Tang Mingyue'nin yüzü ciddiydi ve sözlerine şöyle devam etti: "Her şeyi bilen gözlerle doğdu ve özel yeteneklere sahip. Simyanın yanı sıra her türlü temel büyüde de ustalaşabiliyor. Çok korkutucu bir karakter. Birçok oyuncu onu bulmak ve mirasını almak istiyor. Bazıları onun gözlerini kendi bedenlerine nakletmek istiyor."

Sydney pişman bir ifadeyle başını salladı ve "Barbarların bir gün İmparatorluk mozolesini istila edeceğini beklemiyordum. Madem hepiniz buradasınız, o zaman hepiniz kalabilirsiniz."

Bununla birlikte Sydney ellerini önünde birleştirdi.

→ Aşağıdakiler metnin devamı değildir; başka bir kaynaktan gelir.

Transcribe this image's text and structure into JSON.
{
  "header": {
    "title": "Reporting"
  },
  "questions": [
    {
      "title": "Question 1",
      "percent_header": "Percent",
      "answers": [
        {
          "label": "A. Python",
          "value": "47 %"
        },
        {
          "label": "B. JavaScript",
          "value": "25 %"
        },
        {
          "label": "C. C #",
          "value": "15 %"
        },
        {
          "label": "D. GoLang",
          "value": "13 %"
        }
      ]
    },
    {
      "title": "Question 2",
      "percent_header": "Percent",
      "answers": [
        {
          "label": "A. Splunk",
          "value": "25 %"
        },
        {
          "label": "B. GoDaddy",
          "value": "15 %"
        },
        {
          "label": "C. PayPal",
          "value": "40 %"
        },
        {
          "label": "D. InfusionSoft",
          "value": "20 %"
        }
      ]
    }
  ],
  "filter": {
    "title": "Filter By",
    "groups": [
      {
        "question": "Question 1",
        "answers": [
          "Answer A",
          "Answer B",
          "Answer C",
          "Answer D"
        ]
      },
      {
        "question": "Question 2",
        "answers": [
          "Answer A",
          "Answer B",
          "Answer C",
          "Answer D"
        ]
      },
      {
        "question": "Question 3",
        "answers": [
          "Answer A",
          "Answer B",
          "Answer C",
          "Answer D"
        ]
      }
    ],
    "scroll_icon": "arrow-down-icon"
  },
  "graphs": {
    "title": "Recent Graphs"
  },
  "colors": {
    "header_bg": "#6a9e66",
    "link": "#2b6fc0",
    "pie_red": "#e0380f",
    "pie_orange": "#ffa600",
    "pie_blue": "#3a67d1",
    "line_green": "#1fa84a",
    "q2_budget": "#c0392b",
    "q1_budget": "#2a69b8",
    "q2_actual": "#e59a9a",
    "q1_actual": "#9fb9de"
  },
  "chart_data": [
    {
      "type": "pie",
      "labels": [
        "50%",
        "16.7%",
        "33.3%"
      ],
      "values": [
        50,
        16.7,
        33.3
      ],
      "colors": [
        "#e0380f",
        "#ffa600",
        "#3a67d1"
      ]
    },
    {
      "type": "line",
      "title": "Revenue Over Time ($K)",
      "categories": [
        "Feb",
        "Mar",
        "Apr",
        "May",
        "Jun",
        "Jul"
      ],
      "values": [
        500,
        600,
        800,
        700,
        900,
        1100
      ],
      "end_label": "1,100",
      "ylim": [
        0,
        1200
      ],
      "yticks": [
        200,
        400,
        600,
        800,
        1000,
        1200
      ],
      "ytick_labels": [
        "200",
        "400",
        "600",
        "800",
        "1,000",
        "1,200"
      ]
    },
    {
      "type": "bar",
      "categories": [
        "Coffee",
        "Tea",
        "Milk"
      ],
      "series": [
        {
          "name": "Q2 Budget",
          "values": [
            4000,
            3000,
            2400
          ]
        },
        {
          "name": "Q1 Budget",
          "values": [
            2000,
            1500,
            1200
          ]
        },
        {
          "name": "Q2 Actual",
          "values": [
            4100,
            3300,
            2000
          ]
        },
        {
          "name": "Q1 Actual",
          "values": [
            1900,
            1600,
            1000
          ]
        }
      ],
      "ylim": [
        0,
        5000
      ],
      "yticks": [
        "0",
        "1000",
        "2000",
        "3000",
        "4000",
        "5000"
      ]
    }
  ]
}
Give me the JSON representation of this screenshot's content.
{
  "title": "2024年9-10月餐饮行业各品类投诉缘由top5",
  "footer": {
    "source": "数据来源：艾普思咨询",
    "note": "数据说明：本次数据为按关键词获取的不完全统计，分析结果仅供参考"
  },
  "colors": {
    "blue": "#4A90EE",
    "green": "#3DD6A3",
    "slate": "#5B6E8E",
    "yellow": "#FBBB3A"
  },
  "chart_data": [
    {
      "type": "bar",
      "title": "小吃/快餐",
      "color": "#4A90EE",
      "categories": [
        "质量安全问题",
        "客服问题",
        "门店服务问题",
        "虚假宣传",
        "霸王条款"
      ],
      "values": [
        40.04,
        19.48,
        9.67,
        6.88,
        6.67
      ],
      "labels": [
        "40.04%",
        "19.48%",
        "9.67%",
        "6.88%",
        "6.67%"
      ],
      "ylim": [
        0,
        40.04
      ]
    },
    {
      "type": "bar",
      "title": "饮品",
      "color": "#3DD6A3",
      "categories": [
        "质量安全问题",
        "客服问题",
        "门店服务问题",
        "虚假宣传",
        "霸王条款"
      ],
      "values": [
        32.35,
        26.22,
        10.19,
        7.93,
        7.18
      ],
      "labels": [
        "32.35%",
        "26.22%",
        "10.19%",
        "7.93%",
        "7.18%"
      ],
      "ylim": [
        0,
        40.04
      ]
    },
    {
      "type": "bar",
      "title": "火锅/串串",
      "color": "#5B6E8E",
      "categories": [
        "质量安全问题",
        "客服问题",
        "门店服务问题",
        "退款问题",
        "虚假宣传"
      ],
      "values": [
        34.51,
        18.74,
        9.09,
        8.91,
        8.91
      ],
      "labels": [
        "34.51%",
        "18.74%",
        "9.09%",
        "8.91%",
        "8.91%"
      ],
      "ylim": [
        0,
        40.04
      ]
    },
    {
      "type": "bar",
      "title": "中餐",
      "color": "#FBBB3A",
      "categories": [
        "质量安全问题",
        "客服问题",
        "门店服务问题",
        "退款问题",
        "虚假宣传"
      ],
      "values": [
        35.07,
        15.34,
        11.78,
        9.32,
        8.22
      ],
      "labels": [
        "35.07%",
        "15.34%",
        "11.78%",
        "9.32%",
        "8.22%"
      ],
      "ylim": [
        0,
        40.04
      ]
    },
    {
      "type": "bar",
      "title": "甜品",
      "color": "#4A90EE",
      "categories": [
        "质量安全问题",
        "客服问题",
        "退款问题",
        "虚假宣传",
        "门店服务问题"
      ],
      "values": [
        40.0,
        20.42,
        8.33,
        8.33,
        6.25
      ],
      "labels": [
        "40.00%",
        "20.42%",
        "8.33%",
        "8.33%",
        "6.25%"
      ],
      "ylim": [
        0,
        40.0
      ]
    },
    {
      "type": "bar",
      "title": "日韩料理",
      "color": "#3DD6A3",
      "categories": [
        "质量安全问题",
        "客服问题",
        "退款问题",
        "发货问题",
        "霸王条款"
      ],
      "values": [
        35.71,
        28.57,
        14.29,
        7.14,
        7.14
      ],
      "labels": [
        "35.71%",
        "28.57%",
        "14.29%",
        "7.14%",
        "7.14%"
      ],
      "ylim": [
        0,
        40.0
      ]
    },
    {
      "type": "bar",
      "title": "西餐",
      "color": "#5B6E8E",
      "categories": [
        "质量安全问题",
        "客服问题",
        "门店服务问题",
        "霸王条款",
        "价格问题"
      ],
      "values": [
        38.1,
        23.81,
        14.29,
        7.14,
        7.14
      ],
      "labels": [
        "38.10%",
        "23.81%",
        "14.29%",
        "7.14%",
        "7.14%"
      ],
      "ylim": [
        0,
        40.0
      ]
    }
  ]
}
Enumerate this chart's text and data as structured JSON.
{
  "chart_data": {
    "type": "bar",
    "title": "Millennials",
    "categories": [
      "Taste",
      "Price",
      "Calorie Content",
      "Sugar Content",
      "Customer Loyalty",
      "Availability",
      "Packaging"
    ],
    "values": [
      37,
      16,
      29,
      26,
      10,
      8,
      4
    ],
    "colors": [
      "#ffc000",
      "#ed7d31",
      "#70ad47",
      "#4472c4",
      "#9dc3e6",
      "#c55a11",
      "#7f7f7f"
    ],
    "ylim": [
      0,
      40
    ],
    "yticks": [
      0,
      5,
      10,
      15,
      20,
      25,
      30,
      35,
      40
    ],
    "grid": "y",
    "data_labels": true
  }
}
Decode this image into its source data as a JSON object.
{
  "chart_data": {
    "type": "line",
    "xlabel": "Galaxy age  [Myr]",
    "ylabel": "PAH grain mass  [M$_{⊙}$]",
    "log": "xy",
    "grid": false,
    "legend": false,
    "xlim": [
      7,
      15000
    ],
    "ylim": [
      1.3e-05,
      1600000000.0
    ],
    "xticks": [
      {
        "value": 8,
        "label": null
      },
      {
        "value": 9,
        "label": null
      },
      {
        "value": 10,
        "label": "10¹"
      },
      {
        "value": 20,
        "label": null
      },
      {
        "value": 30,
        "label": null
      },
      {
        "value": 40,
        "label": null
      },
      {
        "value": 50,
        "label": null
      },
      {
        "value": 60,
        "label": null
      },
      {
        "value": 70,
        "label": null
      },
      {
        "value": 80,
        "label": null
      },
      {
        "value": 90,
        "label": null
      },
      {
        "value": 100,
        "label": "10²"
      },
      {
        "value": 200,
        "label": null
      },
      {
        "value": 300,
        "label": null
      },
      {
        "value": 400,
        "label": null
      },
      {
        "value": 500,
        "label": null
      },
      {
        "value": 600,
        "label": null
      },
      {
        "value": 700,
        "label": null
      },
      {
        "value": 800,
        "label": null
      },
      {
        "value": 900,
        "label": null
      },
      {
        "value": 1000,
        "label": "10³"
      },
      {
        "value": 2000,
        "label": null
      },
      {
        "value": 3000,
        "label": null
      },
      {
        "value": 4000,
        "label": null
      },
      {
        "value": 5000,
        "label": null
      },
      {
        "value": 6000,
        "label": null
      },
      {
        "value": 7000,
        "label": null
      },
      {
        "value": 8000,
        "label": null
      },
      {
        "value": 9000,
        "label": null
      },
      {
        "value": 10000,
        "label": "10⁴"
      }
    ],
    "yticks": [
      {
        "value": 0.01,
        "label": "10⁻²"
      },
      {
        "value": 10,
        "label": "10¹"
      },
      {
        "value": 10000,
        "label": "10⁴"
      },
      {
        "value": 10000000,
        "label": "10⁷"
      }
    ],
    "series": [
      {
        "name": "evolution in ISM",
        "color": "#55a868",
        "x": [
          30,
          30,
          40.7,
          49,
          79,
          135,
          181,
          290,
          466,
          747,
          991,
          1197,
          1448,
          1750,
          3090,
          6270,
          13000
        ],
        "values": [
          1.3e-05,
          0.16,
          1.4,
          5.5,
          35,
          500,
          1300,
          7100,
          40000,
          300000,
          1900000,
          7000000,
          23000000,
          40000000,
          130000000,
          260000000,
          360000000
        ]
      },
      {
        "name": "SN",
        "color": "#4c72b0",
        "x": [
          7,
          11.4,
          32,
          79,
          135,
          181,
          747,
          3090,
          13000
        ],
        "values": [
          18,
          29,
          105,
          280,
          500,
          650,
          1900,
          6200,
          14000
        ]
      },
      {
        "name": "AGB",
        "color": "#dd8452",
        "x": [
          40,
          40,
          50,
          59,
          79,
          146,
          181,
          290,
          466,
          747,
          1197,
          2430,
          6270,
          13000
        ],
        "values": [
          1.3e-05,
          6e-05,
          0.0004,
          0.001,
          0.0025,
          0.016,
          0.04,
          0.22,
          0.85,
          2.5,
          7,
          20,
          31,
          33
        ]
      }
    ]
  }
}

Başparmağındaki yüzükte aniden bir simya büyü dizisi belirdi ve simya büyü dizisinin gölgesi ayaklarının altına yansıdı.

"Swish!"

Kırmızı bir ışık parladı ve simya sihirli dizisi hızla döndü.

"Önce onu indirin!"

Wangnet bağırdı, gözleri bir parça vahşilikle parlıyordu.

Kim olduğu umurunda değildi, onu durdurmaya cüret eden herkes ölecekti!

Neredeyse anında, 'şeytanlaştırılmış' durumun 2. Kademesine girdi ve ileri atılırken, avucundaki eşkenar dörtgen şeklindeki sivri uç Sydney'e doğru uçtu.

"Bang! Bang Bang Bang!"

Havadaki siyah çivi daha Sydney'e yaklaşamadan görünmez bir güç tarafından etkilendi ve parçalara ayrıldı.

"Ah, barbar."

Sydney konuşurken gözleri küçümsemeyle doluydu: "Bunca yıldır buradan ayrılmamış olsam da şeytani tohumla ilgili araştırmalarıma hiç ara vermedim. Doğru zamanda buradasınız. Yeni geliştirdiğim büyüyü deneyin."

Ne?

İleri doğru atılmakta olan Wangnet bir şeylerin ters gittiğini hissetti. Birden önündeki alanın etkilenmiş gibi göründüğünü fark etti. Vücudu büyük bir uzaysal dirençle karşı karşıyaydı!

Hızı anında yavaşladı.

Wangnet'in gözleri buz gibiydi.

Sadece buna dayanarak mı?

Güç vücudundan dışarı aktı. Wangnet yere bastı ve Sydney'e tekrar saldırdı.

Ancak bir sonraki anda Wangnet'in kalbi durdu.

Alanın önündeki direnç anında kayboldu ve arkadan son derece güçlü bir itme kuvveti geldi!

Bir artış ve bir düşüşle, Wangnet'in ileri hızı kontrolsüz bir şekilde patladı!

Neredeyse aynı anda, önünde aniden ametist bir duvar belirdi.